What investigations/analyses have been conducted that reveal data quality characteristics (such as Government Accountability Office reports, Office of Inspector General audits, internal agency reviews etc)
Describe the checks the administrative agency performs to ensure the quality of the data and the typical results for your production processes
Describe the principles, standards, or guidelines the agency uses as a basis to determine what is considered acceptable quality
Describe the findings and corrective actions of studies, evaluations or audits to assess compliance with quality standards

The US tool highlights the information that official statistical producers can obtain about the underpinning administrative data sources, to better understand the quality implications for the statistical outputs.

‘Hyper-dimensions’ of Quality: Source, Metadata and Data

Statistics Netherlands has developed a quality framework and checklist for NSIs to apply to administrative data sources.

It highlights three ‘hyper-dimensions’ of quality: Source, Metadata and Data.

‘Source’ reviews the quality aspects of the data source as a whole, the data collection organisation and the delivery of the data to the statistical producer. The detailed dimensions are: supplier, relevance, privacy and security, delivery and procedures
‘Metadata’ describes the quality aspects relating to the information required to understand and use the data: clarity, comparability, and data treatment by the data source keeper
‘Data’ involves quality aspects that are mainly related to the accuracy of the administrative data such as over-coverage, under-coverage, unit non- response, item non-response and measurement – which includes activities such as ‘external check: has an audit or parallel test been performed?’

It developed a checklist to assist NSIs in the assessment of the quality of the administrative data sources that covers the first two hyper-dimensions which both include some aspects of the assurance arrangements of data suppliers. The information is mainly captured through a structured study of data quality indicators under the ‘Data’ hyper-dimension.

Statistics Netherland’s tool has informed the development of a quality indicator instrument as part of the ESS network (‘ESSnet’) project on administrative data focusing on business and trade statistics. It is intended to be used by NSIs in routinely verifying the quality of administrative data received from data suppliers, and includes indicators for each of the ESS quality dimensions.

The quality indicator instrument will be useful for statistical producers conducting their own quality assurance of the data received from suppliers, particularly in highlighting possible errors for further investigation.

The ESSnet project also identified checks to be conducted when first considering the use of an administrative data source for producing official statistics.

The indicators highlight the need to be clear about what is needed from the statistical use of the data and to build a comprehensive understanding of the administrative source.

They suggest that producers compare definitions between the need and the source, and determine the coverage, such as geographical area, reporting delays, and thresholds in size or quantity.

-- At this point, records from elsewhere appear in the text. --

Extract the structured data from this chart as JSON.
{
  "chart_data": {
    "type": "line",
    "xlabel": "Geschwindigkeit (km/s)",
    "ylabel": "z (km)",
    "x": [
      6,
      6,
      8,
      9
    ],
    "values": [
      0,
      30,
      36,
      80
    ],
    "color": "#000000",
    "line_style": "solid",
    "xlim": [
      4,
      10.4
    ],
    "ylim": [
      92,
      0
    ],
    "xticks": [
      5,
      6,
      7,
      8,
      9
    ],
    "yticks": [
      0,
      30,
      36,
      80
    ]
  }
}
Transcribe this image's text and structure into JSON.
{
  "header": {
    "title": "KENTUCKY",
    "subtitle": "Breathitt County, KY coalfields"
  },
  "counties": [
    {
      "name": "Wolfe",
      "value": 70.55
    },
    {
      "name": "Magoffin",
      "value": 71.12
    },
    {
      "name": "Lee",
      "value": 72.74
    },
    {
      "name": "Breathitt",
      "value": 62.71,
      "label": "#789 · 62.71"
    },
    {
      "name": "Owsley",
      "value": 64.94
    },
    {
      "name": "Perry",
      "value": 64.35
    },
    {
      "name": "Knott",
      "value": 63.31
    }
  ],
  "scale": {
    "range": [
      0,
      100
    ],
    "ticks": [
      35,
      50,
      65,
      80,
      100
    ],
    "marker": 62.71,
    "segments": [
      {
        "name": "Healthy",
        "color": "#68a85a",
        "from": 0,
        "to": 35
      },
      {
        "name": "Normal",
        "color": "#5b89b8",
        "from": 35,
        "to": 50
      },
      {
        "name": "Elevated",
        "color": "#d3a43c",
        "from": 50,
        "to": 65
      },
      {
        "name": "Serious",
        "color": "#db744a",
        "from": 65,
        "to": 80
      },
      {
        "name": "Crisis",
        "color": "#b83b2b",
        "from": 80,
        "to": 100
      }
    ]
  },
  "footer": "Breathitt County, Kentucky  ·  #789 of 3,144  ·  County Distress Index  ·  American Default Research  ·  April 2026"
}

Producers can also contact data suppliers and seek expert opinion from those managing the collection process, to become acquainted with practical aspects of the collection.

The project also emphasises the benefits of comparing with other data sources, to gain a more objective view, particularly with a trustworthy source. It may be possible to use methods such as capture-recapture procedures to estimate duplicates in the administrative data.

Visual inspection also will enable outliers and/or processing errors to be identified, through charting the data and making comparisons of distributions.